Recently the staff at the Lurie Garden made some interesting changes to the Dark Plate, which is the partly shaded area east of the boardwalk. The Dark Plate tends to play second fiddle to the larger Light Plate that basks in full sun.
The Dark Plate is divided into 3 sections by two parallel east-west paths. Near the more southern of the two paths there was a large swath of ‘Halcyon’ Hostas. Too large a swath, someone thought, because during the summer many of the Hostas were removed.
I’m not much of a Hosta enthusiast, so I was not inclined to disagree. I mean no disrespect to the many lovers of Hostas out there.

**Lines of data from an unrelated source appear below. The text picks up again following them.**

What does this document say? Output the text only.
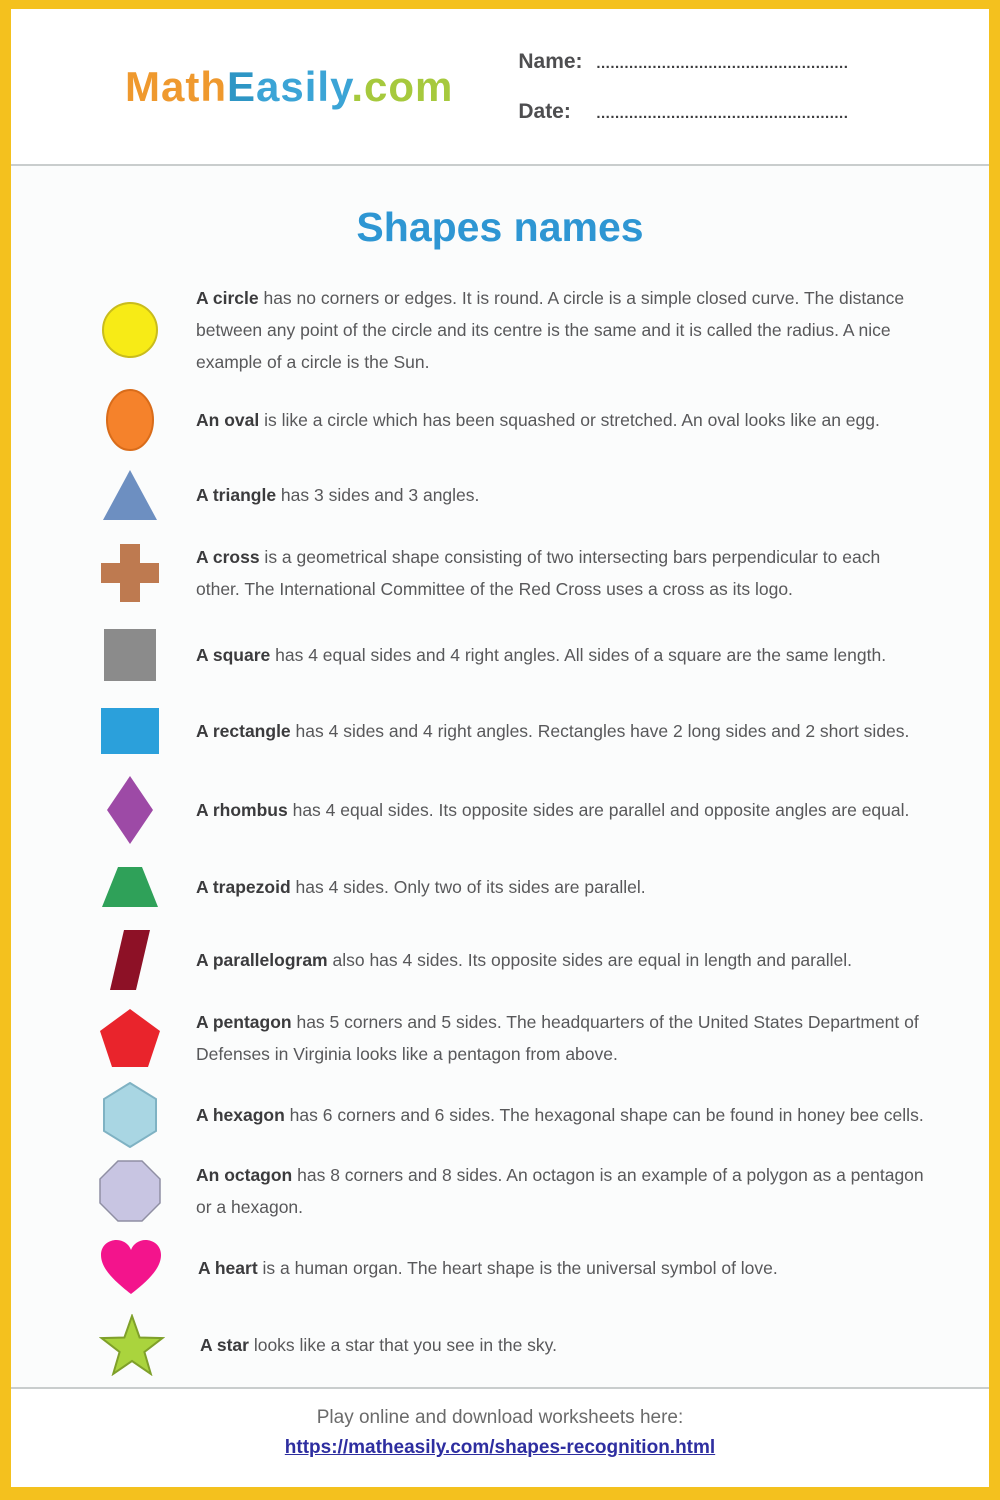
MathEasily.com
Name: ......................................................
Date:	......................................................
Shapes names
A circle has no corners or edges. It is round. A circle is a simple closed curve. The distance between any point of the circle and its centre is the same and it is called the radius. A nice example of a circle is the Sun.
An oval is like a circle which has been squashed or stretched. An oval looks like an egg.
A triangle has 3 sides and 3 angles.
A cross is a geometrical shape consisting of two intersecting bars perpendicular to each other. The International Committee of the Red Cross uses a cross as its logo.
A square has 4 equal sides and 4 right angles. All sides of a square are the same length.
A rectangle has 4 sides and 4 right angles. Rectangles have 2 long sides and 2 short sides.
A rhombus has 4 equal sides. Its opposite sides are parallel and opposite angles are equal.
A trapezoid has 4 sides. Only two of its sides are parallel.
A parallelogram also has 4 sides. Its opposite sides are equal in length and parallel.
A pentagon has 5 corners and 5 sides. The headquarters of the United States Department of Defenses in Virginia looks like a pentagon from above.
A hexagon has 6 corners and 6 sides. The hexagonal shape can be found in honey bee cells.
An octagon has 8 corners and 8 sides. An octagon is an example of a polygon as a pentagon or a hexagon.
A heart is a human organ. The heart shape is the universal symbol of love.
A star looks like a star that you see in the sky.
Play online and download worksheets here:
https://matheasily.com/shapes-recognition.html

Anyhow, many of the Hostas were replaced with some interesting plant combinations. For example, Autumn Moor Grass (Sisleria autumnalis), interplanted with Wild Petunia (Ruellia humilis). I never thought of either the Autumn Moor Grass or the Wild Petunia as plants for part shade, but they seemed to be quite happy.
Adjoining some of the Autumn Moor Grass is a crescent-shaped patch of what I think is ‘Palace Purple’ Coral Bells (Heuchera micrantha var. diversifolia).
So many interesting contrasts here. The airy flowers of the Heuchera and the white wands of Sisleria. The green, grassy leaves of the Sisleria and the bold, dark leaves of the Heuchera.
Not all of the Hostas were removed. Some were just thinned, then interplanted with Purple Moor Grass (Molinia caerulea ‘Poul Peterson’). This is another grass that is generally recommended for full sun, but I found at least one source that suggests part shade in areas with hot summers. I’ll be interested to see how this planting evolves as it matures.
Just a few more views from the Dark Plate. To my knowledge, these have not been changed recently. This is the Chicago skyline seen from the east edge, in the foreground masses of white Purple Coneflower (Echinacea purpurea ‘Green Edge’, ‘Virgin’, maybe others).
The white Purple Coneflower combines really well with the pink Japanese Anemone (Anemone hupehensis var. japonica ‘Splendens’).
Look, I captured a Monarch butterfly in flight without even realizing it. Kind of a fuzzy image, but I still really like it.
There’s a big patch of Skullcap (Scutellaria incana), an underused Midwest native.
There’s a nice planting of ‘Gateway’ Joe Pye Weed (Eutrochium maculatum) in the central section of the Dark Plate. Its tall flowering domes go well with so many other plants, like the ‘Karl Foerster’ Feather Reed Grass above (Calamagrostis acutiflora).
Or Culver’s Root (Veronicastrum virginicum).
Now, there’s a lot in the Dark Plate I’m not including, and I may have gotten a little confused on what has and hasn’t been recently added. But I would just say that if you visit the Lurie Garden, don’t get completely absorbed by the sweeping views of the Light Plate. Spend a little time in the Dark Plate as well, and you will be amply rewarded.